Vergilendirmede tebliğ, başta tarh işlemi olmak üzere vergi idaresi tarafından gerçekleştirilen kimi işlemlerin mükellefe bildirilmesini ifade eder. Türk hukukunda tebligat konusunu düzenleyen genel yasa Tebligat Kanunu olmakla birlikte, Vergi Usul Kanunu, vergilendirme sürecine ilişkin olarak tebligat işlemleri ile ilgili özel düzenlemeler getirmiştir.

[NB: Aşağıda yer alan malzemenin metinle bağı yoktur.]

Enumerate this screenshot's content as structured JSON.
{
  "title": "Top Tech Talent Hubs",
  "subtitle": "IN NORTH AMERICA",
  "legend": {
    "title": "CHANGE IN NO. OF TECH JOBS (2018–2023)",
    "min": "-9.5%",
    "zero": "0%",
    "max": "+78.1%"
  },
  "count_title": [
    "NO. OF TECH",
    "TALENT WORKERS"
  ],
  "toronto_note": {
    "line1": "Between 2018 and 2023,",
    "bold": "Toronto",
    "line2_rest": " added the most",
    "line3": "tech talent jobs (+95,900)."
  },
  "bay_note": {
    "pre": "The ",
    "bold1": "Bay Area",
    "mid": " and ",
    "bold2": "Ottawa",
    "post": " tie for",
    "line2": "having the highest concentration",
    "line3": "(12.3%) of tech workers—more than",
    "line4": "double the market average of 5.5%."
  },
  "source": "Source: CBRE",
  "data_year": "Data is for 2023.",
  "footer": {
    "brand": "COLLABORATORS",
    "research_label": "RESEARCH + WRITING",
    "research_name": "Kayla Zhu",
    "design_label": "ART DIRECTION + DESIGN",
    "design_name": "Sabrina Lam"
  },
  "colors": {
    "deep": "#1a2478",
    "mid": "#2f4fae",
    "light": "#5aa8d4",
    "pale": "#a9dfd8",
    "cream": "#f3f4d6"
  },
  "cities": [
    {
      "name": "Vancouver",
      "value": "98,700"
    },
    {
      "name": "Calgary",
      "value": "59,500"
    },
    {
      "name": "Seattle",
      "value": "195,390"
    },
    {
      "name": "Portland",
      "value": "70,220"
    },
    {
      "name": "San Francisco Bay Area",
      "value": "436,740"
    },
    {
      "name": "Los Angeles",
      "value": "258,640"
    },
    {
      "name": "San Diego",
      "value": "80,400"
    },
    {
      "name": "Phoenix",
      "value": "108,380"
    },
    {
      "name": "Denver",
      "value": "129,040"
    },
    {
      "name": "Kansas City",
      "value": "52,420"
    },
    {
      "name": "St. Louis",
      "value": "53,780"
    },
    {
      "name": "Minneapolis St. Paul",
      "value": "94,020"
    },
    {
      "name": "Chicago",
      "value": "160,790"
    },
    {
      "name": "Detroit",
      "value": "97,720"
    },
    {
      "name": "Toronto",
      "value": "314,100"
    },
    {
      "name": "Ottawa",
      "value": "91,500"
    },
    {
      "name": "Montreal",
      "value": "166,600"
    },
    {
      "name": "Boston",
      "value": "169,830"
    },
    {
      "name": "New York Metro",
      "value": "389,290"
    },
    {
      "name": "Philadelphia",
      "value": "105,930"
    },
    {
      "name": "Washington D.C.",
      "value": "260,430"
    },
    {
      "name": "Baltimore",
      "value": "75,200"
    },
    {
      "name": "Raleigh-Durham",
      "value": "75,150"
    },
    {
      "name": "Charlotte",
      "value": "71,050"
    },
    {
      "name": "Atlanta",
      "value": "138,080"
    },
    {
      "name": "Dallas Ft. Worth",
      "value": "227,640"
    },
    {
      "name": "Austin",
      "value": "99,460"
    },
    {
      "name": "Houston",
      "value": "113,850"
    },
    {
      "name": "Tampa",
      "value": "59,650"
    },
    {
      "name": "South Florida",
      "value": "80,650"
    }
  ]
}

Vergi Usul Kanununun 94. maddesine göre tebligat mükellefe, kanuni temsilciye, iradi temsilciye, cezaya muhatap olanlara, tüzel kişilerin yasal temsilcilerine, tüzel kişiliği olmayan kuruluşların idareci veya iradi temsilcilerine, kamu idare ve kuruluşlarında en yüksek amire, bunların yardımcılarına ya da yetkili kılınan memura yapılabilmektedir.
Danıştay, temsilciye tebligat yapılabilmesi için ya temsil belgesinde vergiye ilişkin konularda tebligat kabul etmeye yetkili olduğunun açıkça belirtilmesini ya da genel olarak temsilcinin mali konularda her türlü işlemleri takibe yetkili bulunduğunun temsil belgesinde belirtilmesini aramaktadır.
Vergi idaresinin tebliğde bulunacağı temsilcinin avukat sıfatını haiz olması gerekmez. İdare, yukarıdaki koşullara uygun yetki sahibi olan her temsilciye tebliğde bulunabilir.
Tebliğ ile ilgili bir sorun 94. maddesinin 1. fıkrasındaki “umumi vekil” ifadesinden doğabilir. Lâfzi yorum yapmak suretiyle, temsil yetkisinin vekâlet akti ile değil de örneğin bir iş akti ile verilmiş olması gibi bir durumda temsilciye tebliğde bulunulamayacağını söylemek mümkün müdür? Kanımca, Vergi Usul Kanununun 94. maddesindeki “umumi vekil” ifadesini, aynı maddenin 2. fıkrasındaki “temsilci” ifadesiyle paralel bir şekilde yorumlamak, yasa koyucunun amacına daha uygun düşmektedir.